Electron tomography (ET) tilt-series data acquisition

The liquid-phase EM holder for imaging HeLa cells was tilted at angles ranging from −36° to +60° in steps of 1° controlled by both Gatan tomography software and fully mechanically controlled automated electron tomography software,[68] which were preinstalled in the microscope (Zeiss Libra 120 TEM). The TEM was operated at 120 kV with a 20 e−V energy filter. The tilt series were acquired by a Gatan Ultrascan 4k × 4k CCD camera with a defocus of ~11 μm and a magnification of 1,000× and 10,000× (corresponding to 107 Å and 10.7 Å per pixel, respectively, in the specimen). The total illumination electron doses were ~30 e−/Å2.

Image preprocessing

The defocus and astigmatism of each untilled micrograph were measured, and the contrast transfer function (CTF) of each image was corrected using EMAN CTfit software.[69] Prior to CTF correction, X-ray speckles were removed, and micrographs with distinguishable drift effects were excluded. To remove the strong background and enhance high-resolution details, each micrograph was filtered using a Gaussian boundary high-pass filter (at a resolution range of 200 nm to 500 nm). Tilt series of micrographs were initially aligned together with the IMOD software package.[70] The CTF was then corrected by TOMOCTF.[71] The tilt series of virus-like particles in square windows of 128 to 360 pixels (~137 to ~386 nm) were semi automatically tracked and windowed by IPET software.[9]

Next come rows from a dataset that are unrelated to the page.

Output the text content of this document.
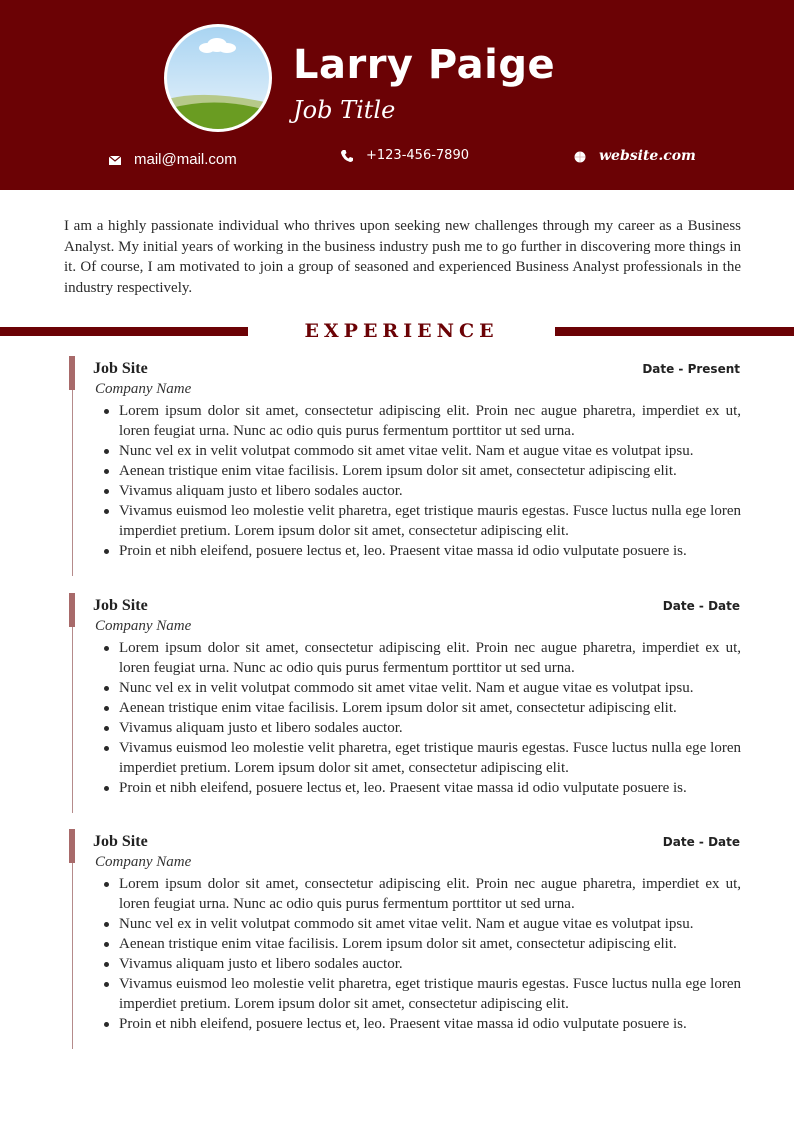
Larry Paige
Job Title
mail@mail.com	+123-456-7890	website.com

I am a highly passionate individual who thrives upon seeking new challenges through my career as a Business Analyst. My initial years of working in the business industry push me to go further in discovering more things in it. Of course, I am motivated to join a group of seasoned and experienced Business Analyst professionals in the industry respectively.

EXPERIENCE
Job Site	Date - Present
Company Name
Lorem ipsum dolor sit amet, consectetur adipiscing elit. Proin nec augue pharetra, imperdiet ex ut, loren feugiat urna. Nunc ac odio quis purus fermentum porttitor ut sed urna.
Nunc vel ex in velit volutpat commodo sit amet vitae velit. Nam et augue vitae es volutpat ipsu.
Aenean tristique enim vitae facilisis. Lorem ipsum dolor sit amet, consectetur adipiscing elit.
Vivamus aliquam justo et libero sodales auctor.
Vivamus euismod leo molestie velit pharetra, eget tristique mauris egestas. Fusce luctus nulla ege loren imperdiet pretium. Lorem ipsum dolor sit amet, consectetur adipiscing elit.
Proin et nibh eleifend, posuere lectus et, leo. Praesent vitae massa id odio vulputate posuere is.
Job Site	Date - Date
Company Name
Lorem ipsum dolor sit amet, consectetur adipiscing elit. Proin nec augue pharetra, imperdiet ex ut, loren feugiat urna. Nunc ac odio quis purus fermentum porttitor ut sed urna.
Nunc vel ex in velit volutpat commodo sit amet vitae velit. Nam et augue vitae es volutpat ipsu.
Aenean tristique enim vitae facilisis. Lorem ipsum dolor sit amet, consectetur adipiscing elit.
Vivamus aliquam justo et libero sodales auctor.
Vivamus euismod leo molestie velit pharetra, eget tristique mauris egestas. Fusce luctus nulla ege loren imperdiet pretium. Lorem ipsum dolor sit amet, consectetur adipiscing elit.
Proin et nibh eleifend, posuere lectus et, leo. Praesent vitae massa id odio vulputate posuere is.
Job Site	Date - Date
Company Name
Lorem ipsum dolor sit amet, consectetur adipiscing elit. Proin nec augue pharetra, imperdiet ex ut, loren feugiat urna. Nunc ac odio quis purus fermentum porttitor ut sed urna.
Nunc vel ex in velit volutpat commodo sit amet vitae velit. Nam et augue vitae es volutpat ipsu.
Aenean tristique enim vitae facilisis. Lorem ipsum dolor sit amet, consectetur adipiscing elit.
Vivamus aliquam justo et libero sodales auctor.
Vivamus euismod leo molestie velit pharetra, eget tristique mauris egestas. Fusce luctus nulla ege loren imperdiet pretium. Lorem ipsum dolor sit amet, consectetur adipiscing elit.
Proin et nibh eleifend, posuere lectus et, leo. Praesent vitae massa id odio vulputate posuere is.
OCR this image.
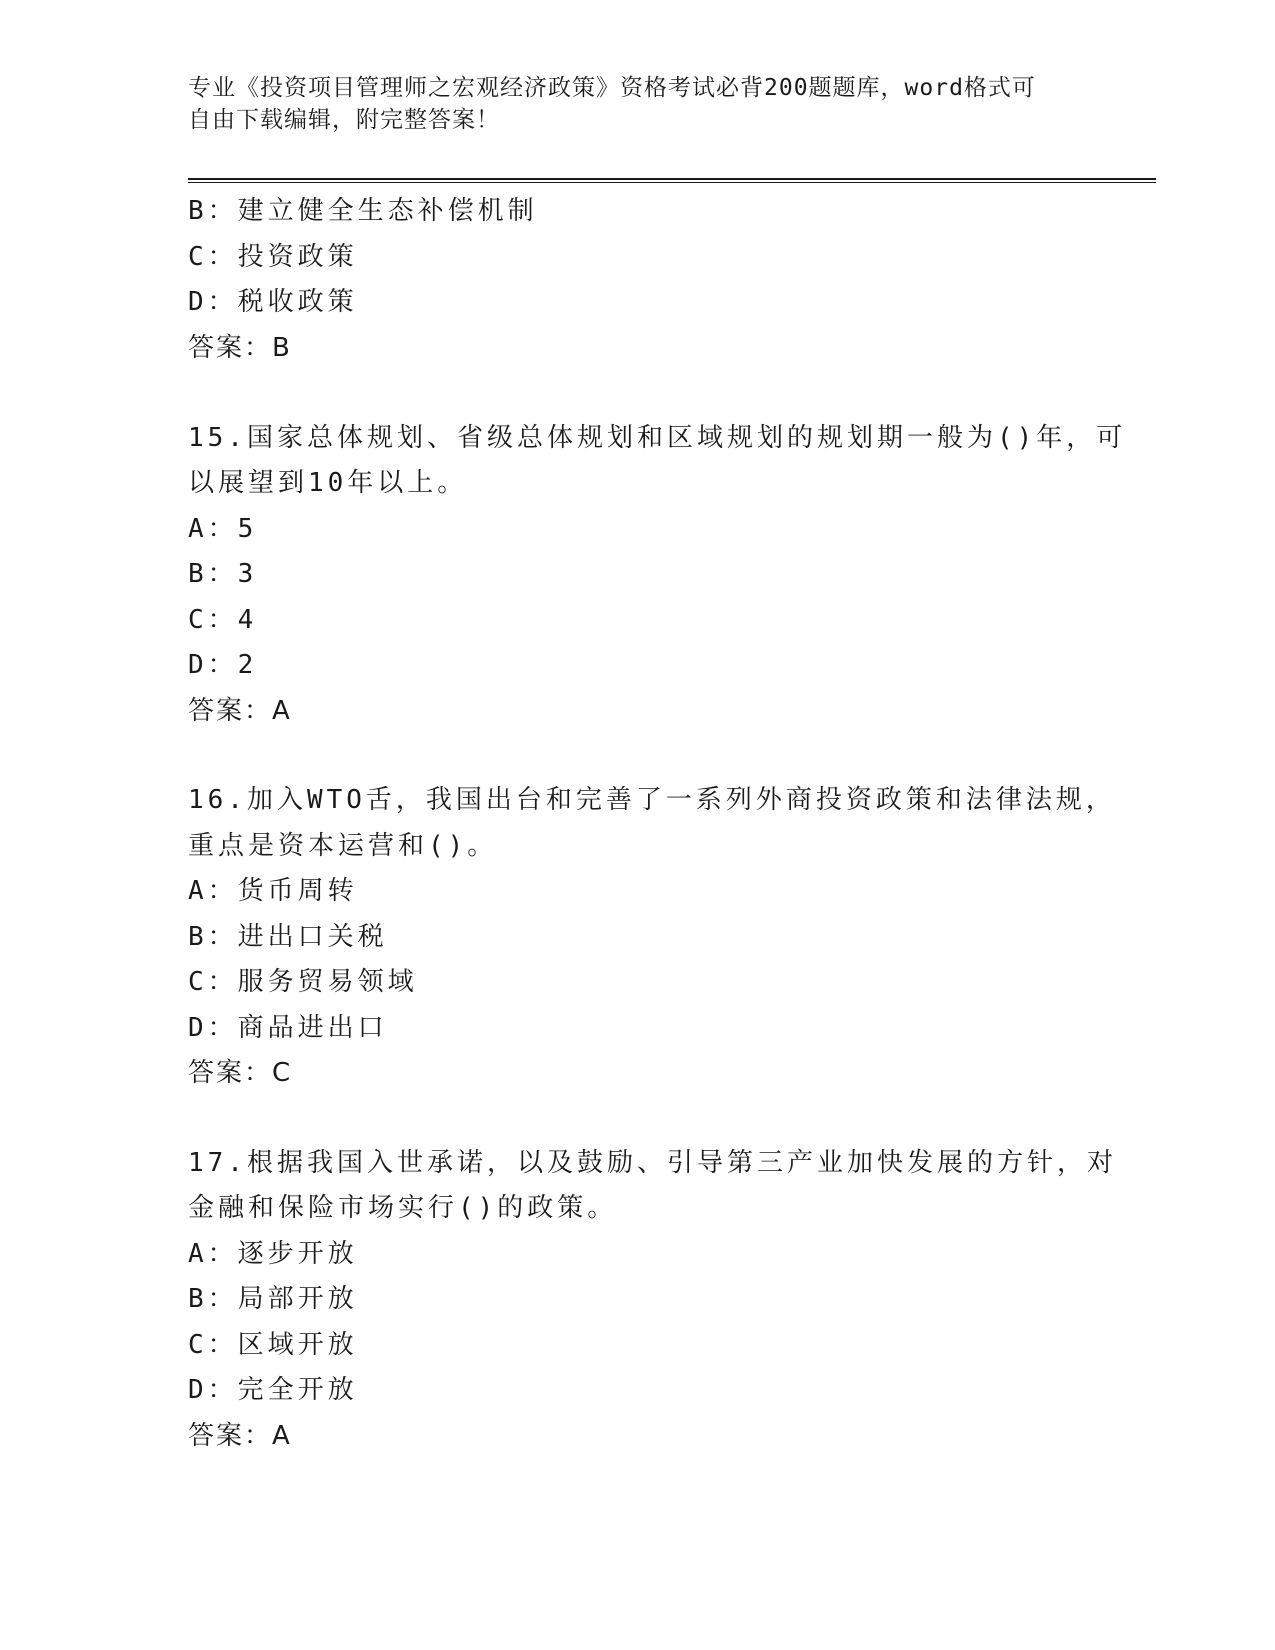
专业《投资项目管理师之宏观经济政策》资格考试必背200题题库，word格式可
自由下载编辑，附完整答案！
B：建立健全生态补偿机制
C：投资政策
D：税收政策
答案：B
15.国家总体规划、省级总体规划和区域规划的规划期一般为()年，可
以展望到10年以上。
A：5
B：3
C：4
D：2
答案：A
16.加入WTO舌，我国出台和完善了一系列外商投资政策和法律法规，
重点是资本运营和()。
A：货币周转
B：进出口关税
C：服务贸易领域
D：商品进出口
答案：C
17.根据我国入世承诺，以及鼓励、引导第三产业加快发展的方针，对
金融和保险市场实行()的政策。
A：逐步开放
B：局部开放
C：区域开放
D：完全开放
答案：A
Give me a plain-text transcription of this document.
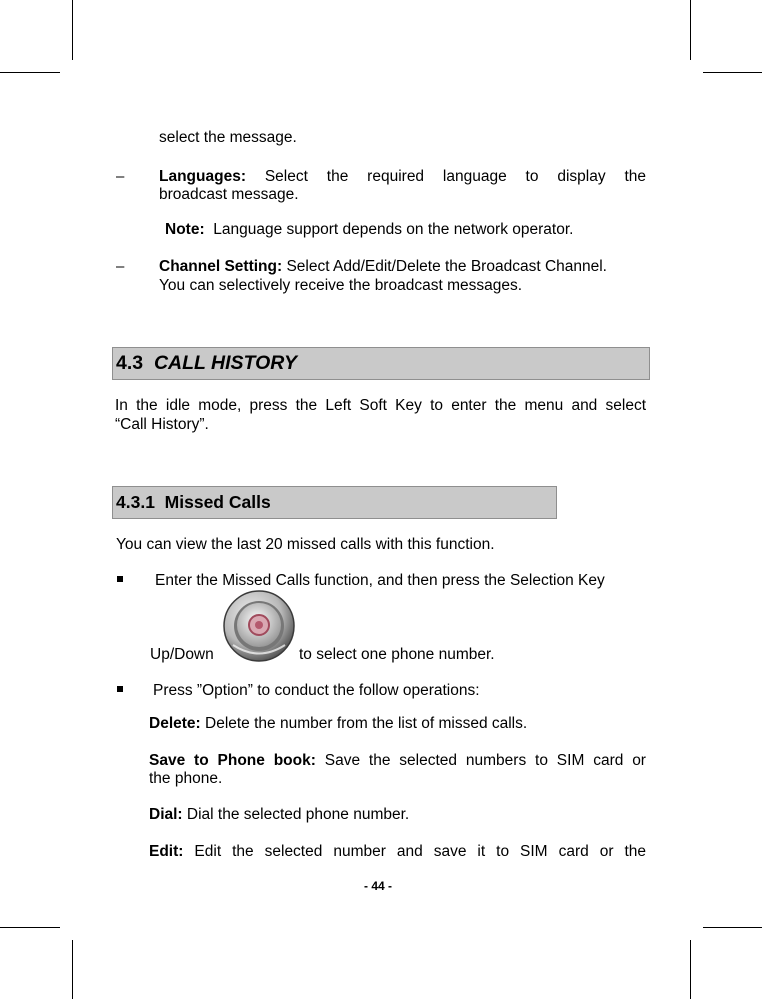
select the message.
– Languages: Select the required language to display the
broadcast message.
Note: Language support depends on the network operator.
– Channel Setting: Select Add/Edit/Delete the Broadcast Channel.
You can selectively receive the broadcast messages.
4.3 CALL HISTORY
In the idle mode, press the Left Soft Key to enter the menu and select
“Call History”.
4.3.1 Missed Calls
You can view the last 20 missed calls with this function.
Enter the Missed Calls function, and then press the Selection Key
Up/Down	to select one phone number.
Press ”Option” to conduct the follow operations:
Delete: Delete the number from the list of missed calls.
Save to Phone book: Save the selected numbers to SIM card or
the phone.
Dial: Dial the selected phone number.
Edit: Edit the selected number and save it to SIM card or the
- 44 -
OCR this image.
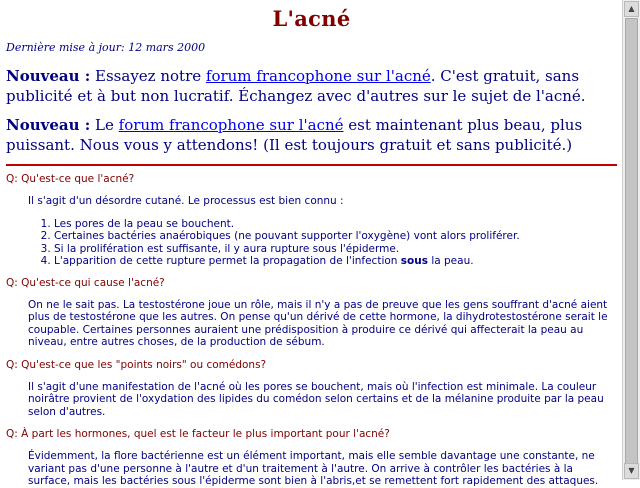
L'acné
Dernière mise à jour: 12 mars 2000

Nouveau : Essayez notre forum francophone sur l'acné. C'est gratuit, sans publicité et à but non lucratif. Échangez avec d'autres sur le sujet de l'acné.

Nouveau : Le forum francophone sur l'acné est maintenant plus beau, plus puissant. Nous vous y attendons! (Il est toujours gratuit et sans publicité.)

Q: Qu'est-ce que l'acné?
Il s'agit d'un désordre cutané. Le processus est bien connu :
1. Les pores de la peau se bouchent.
2. Certaines bactéries anaérobiques (ne pouvant supporter l'oxygène) vont alors proliférer.
3. Si la prolifération est suffisante, il y aura rupture sous l'épiderme.
4. L'apparition de cette rupture permet la propagation de l'infection sous la peau.
Q: Qu'est-ce qui cause l'acné?
On ne le sait pas. La testostérone joue un rôle, mais il n'y a pas de preuve que les gens souffrant d'acné aient plus de testostérone que les autres. On pense qu'un dérivé de cette hormone, la dihydrotestostérone serait le coupable. Certaines personnes auraient une prédisposition à produire ce dérivé qui affecterait la peau au niveau, entre autres choses, de la production de sébum.
Q: Qu'est-ce que les "points noirs" ou comédons?
Il s'agit d'une manifestation de l'acné où les pores se bouchent, mais où l'infection est minimale. La couleur noirâtre provient de l'oxydation des lipides du comédon selon certains et de la mélanine produite par la peau selon d'autres.
Q: À part les hormones, quel est le facteur le plus important pour l'acné?
Évidemment, la flore bactérienne est un élément important, mais elle semble davantage une constante, ne variant pas d'une personne à l'autre et d'un traitement à l'autre. On arrive à contrôler les bactéries à la surface, mais les bactéries sous l'épiderme sont bien à l'abris,et se remettent fort rapidement des attaques.
▲
▼
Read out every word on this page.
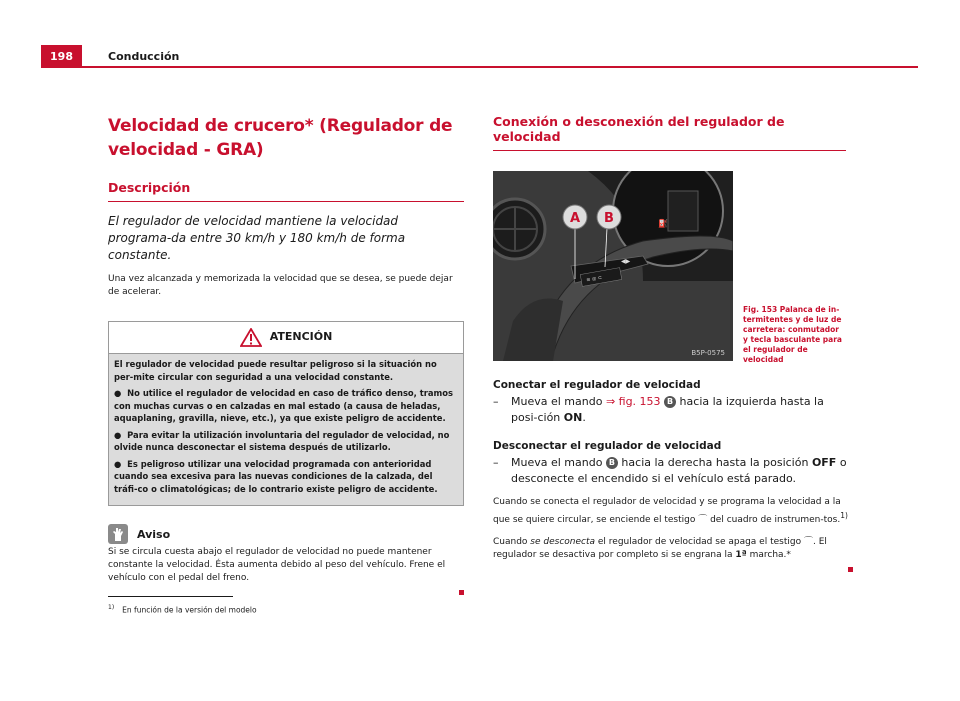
198	Conducción
Velocidad de crucero* (Regulador de velocidad - GRA)
Descripción
El regulador de velocidad mantiene la velocidad programa-da entre 30 km/h y 180 km/h de forma constante.
Una vez alcanzada y memorizada la velocidad que se desea, se puede dejar de acelerar.
ATENCIÓN

El regulador de velocidad puede resultar peligroso si la situación no per-mite circular con seguridad a una velocidad constante.

●  No utilice el regulador de velocidad en caso de tráfico denso, tramos con muchas curvas o en calzadas en mal estado (a causa de heladas, aquaplaning, gravilla, nieve, etc.), ya que existe peligro de accidente.

●  Para evitar la utilización involuntaria del regulador de velocidad, no olvide nunca desconectar el sistema después de utilizarlo.

●  Es peligroso utilizar una velocidad programada con anterioridad cuando sea excesiva para las nuevas condiciones de la calzada, del tráfi-co o climatológicas; de lo contrario existe peligro de accidente.

Aviso
Si se circula cuesta abajo el regulador de velocidad no puede mantener constante la velocidad. Ésta aumenta debido al peso del vehículo. Frene el vehículo con el pedal del freno.
Conexión o desconexión del regulador de velocidad
⛽
≋ ◎ ⊂
◀▶
A B
B5P-0575
Fig. 153 Palanca de in-termitentes y de luz de carretera: conmutador y tecla basculante para el regulador de velocidad
Conectar el regulador de velocidad
–	Mueva el mando ⇒ fig. 153 B hacia la izquierda hasta la posi-ción ON.
Desconectar el regulador de velocidad
–	Mueva el mando B hacia la derecha hasta la posición OFF o desconecte el encendido si el vehículo está parado.
Cuando se conecta el regulador de velocidad y se programa la velocidad a la que se quiere circular, se enciende el testigo ⌒ del cuadro de instrumen-tos.$^{1)}$
Cuando se desconecta el regulador de velocidad se apaga el testigo ⌒. El regulador se desactiva por completo si se engrana la 1ª marcha.*
$^{1)}$ En función de la versión del modelo
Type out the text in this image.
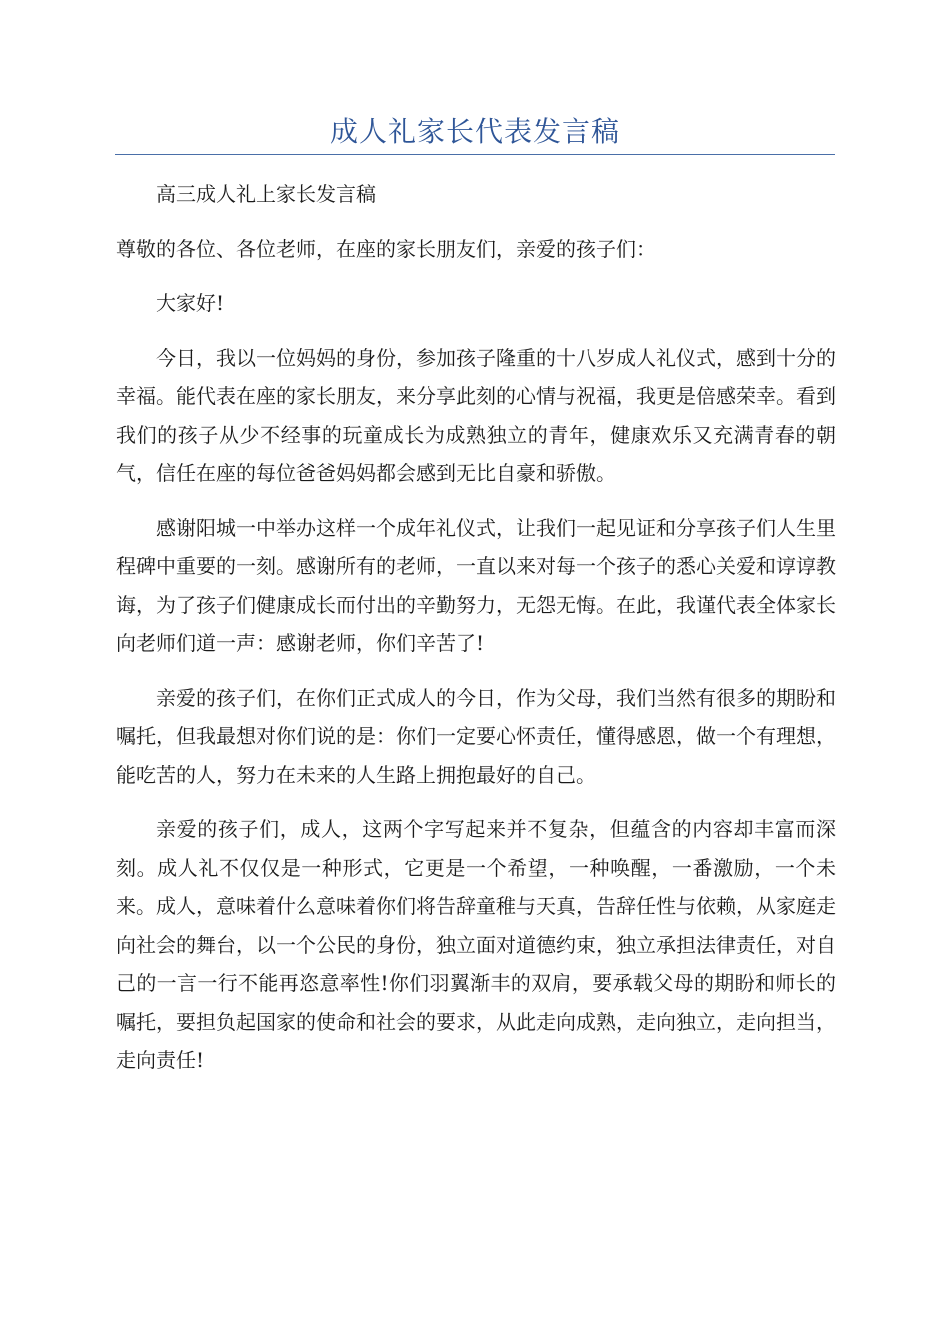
成人礼家长代表发言稿

高三成人礼上家长发言稿

尊敬的各位、各位老师，在座的家长朋友们，亲爱的孩子们：

大家好!

今日，我以一位妈妈的身份，参加孩子隆重的十八岁成人礼仪式，感到十分的幸福。能代表在座的家长朋友，来分享此刻的心情与祝福，我更是倍感荣幸。看到我们的孩子从少不经事的玩童成长为成熟独立的青年，健康欢乐又充满青春的朝气，信任在座的每位爸爸妈妈都会感到无比自豪和骄傲。

感谢阳城一中举办这样一个成年礼仪式，让我们一起见证和分享孩子们人生里程碑中重要的一刻。感谢所有的老师，一直以来对每一个孩子的悉心关爱和谆谆教诲，为了孩子们健康成长而付出的辛勤努力，无怨无悔。在此，我谨代表全体家长向老师们道一声：感谢老师，你们辛苦了!

亲爱的孩子们，在你们正式成人的今日，作为父母，我们当然有很多的期盼和嘱托，但我最想对你们说的是：你们一定要心怀责任，懂得感恩，做一个有理想，能吃苦的人，努力在未来的人生路上拥抱最好的自己。

亲爱的孩子们，成人，这两个字写起来并不复杂，但蕴含的内容却丰富而深刻。成人礼不仅仅是一种形式，它更是一个希望，一种唤醒，一番激励，一个未来。成人，意味着什么意味着你们将告辞童稚与天真，告辞任性与依赖，从家庭走向社会的舞台，以一个公民的身份，独立面对道德约束，独立承担法律责任，对自己的一言一行不能再恣意率性!你们羽翼渐丰的双肩，要承载父母的期盼和师长的嘱托，要担负起国家的使命和社会的要求，从此走向成熟，走向独立，走向担当，走向责任!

Statistical analysis of virus-like particle sizes

For statistical analysis of particle sizes, all particles surrounding the cell (~315 in total) were selected and windowed. Each particle’s area was measured by Python Open CV.[72] The histograms of the particles with diameters above and below 90 nm were fitted by Gaussian curves. The curves were merged based on the weights according to their particle numbers using a Python code.

IPET 3D reconstruction

The tilt series of the targeted particles, including HeLa cells, viruses and nanoparticles, was reconstructed by IPET software.[9] In brief, a circular mask with a Gaussian edge was applied to each image, followed by 3D reconstruction via an iteration refinement process with a series of soft-boundary masks and filters. To display the objects with positive or negative contrast, a superimposed 3D density map was generated by combining the positive contour map of the final IPET 3D density maps with its negative contour map by using Chimera software.[73] The resolution of the final 3D map was estimated based on the intra-Fourier shell correlation (FSC).[9] Briefly, the aligned images were then split into two groups based on having an odd- or even-numbered tilting index so that two 3D reconstructions were generated to compute the FSC curves, and the frequency at which the FSC curve fell to a value of 0.5 was used to represent the resolution.